Versöhnlicher Saisonabschluß

Über den heutigen letzten Spieltag der Saison 2025/26 habe ich folgenden Bericht an den reporter geschickt, der hoffentlich in der kommenden Woche erscheinen wird:

Über gleich fünf der zehn Mannschaften in der Verbandsliga B schwebte vor der neunten und letzten Runde noch das Damokles-Schwert des Abstiegs. Dazu gehörten neben der Mannschaft des Eutiner Schachvereins auch deren Letztrundengegner Tura Harksheide. Während Harksheide zwingend einen Sieg brauchte, um den Klassenerhalt zu sichern, reichte den Rosenstädtern bereits zwei Brettpunkte, um dieses Ziel zu erreichen.

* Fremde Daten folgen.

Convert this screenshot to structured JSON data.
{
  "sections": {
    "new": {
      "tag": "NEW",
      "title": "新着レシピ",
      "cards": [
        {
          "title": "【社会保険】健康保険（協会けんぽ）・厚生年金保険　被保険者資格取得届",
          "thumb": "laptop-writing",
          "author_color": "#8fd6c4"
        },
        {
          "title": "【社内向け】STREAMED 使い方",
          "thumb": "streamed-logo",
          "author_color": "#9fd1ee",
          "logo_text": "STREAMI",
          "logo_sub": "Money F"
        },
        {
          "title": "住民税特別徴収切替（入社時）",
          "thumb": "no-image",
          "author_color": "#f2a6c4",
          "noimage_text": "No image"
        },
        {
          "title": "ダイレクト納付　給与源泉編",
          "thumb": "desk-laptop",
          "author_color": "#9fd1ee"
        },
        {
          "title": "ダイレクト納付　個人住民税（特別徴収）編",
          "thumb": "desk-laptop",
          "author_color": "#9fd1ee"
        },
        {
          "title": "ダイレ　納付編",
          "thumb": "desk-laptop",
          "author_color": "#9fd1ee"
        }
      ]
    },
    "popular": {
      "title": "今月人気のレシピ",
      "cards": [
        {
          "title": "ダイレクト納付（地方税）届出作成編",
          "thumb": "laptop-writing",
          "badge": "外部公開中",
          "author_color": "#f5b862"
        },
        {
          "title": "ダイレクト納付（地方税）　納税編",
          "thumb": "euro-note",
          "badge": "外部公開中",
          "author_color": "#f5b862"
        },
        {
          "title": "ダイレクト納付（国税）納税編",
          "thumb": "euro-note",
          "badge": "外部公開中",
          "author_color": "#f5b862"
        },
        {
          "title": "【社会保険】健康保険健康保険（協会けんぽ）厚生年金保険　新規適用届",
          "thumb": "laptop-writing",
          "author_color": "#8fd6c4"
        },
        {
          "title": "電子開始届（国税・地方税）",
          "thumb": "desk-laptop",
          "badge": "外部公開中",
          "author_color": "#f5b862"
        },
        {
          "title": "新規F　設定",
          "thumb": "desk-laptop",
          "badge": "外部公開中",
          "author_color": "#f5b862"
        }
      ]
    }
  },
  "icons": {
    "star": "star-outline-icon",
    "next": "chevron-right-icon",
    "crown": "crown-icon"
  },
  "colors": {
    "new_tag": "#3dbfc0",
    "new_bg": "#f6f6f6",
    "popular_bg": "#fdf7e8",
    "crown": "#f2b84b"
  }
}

Die Aufstelllung der Harksheider machte deutlich, um was es ging: Mit der polnischen Damen-Großmeisterin Julia Antolak, die sonst nur in der Damenbundesliga für Harksheide antritt, am Spitzenbrett und dem sonst nur bei Heimspielen agierenden Christian Schmidt an Brett 3 sollten die nötigen Punkte geholt werden.

Doch die Eutiner Schachsportler wollten sich so einfach nicht geschlagen geben. Nach ca. 2 Stunden Spielzeit endete die erste Partie. Jan Haserodt konnte einer Zugwiederholung und dem daraus resultierenden Remis nicht ausweichen. Kurz darauf folgte das nächste Remis: Frank Schmidt, nach längerer Abstinenz wieder für Eutin am Brett, stellte in ausgeglichener Stellung Gewinnversuche ein.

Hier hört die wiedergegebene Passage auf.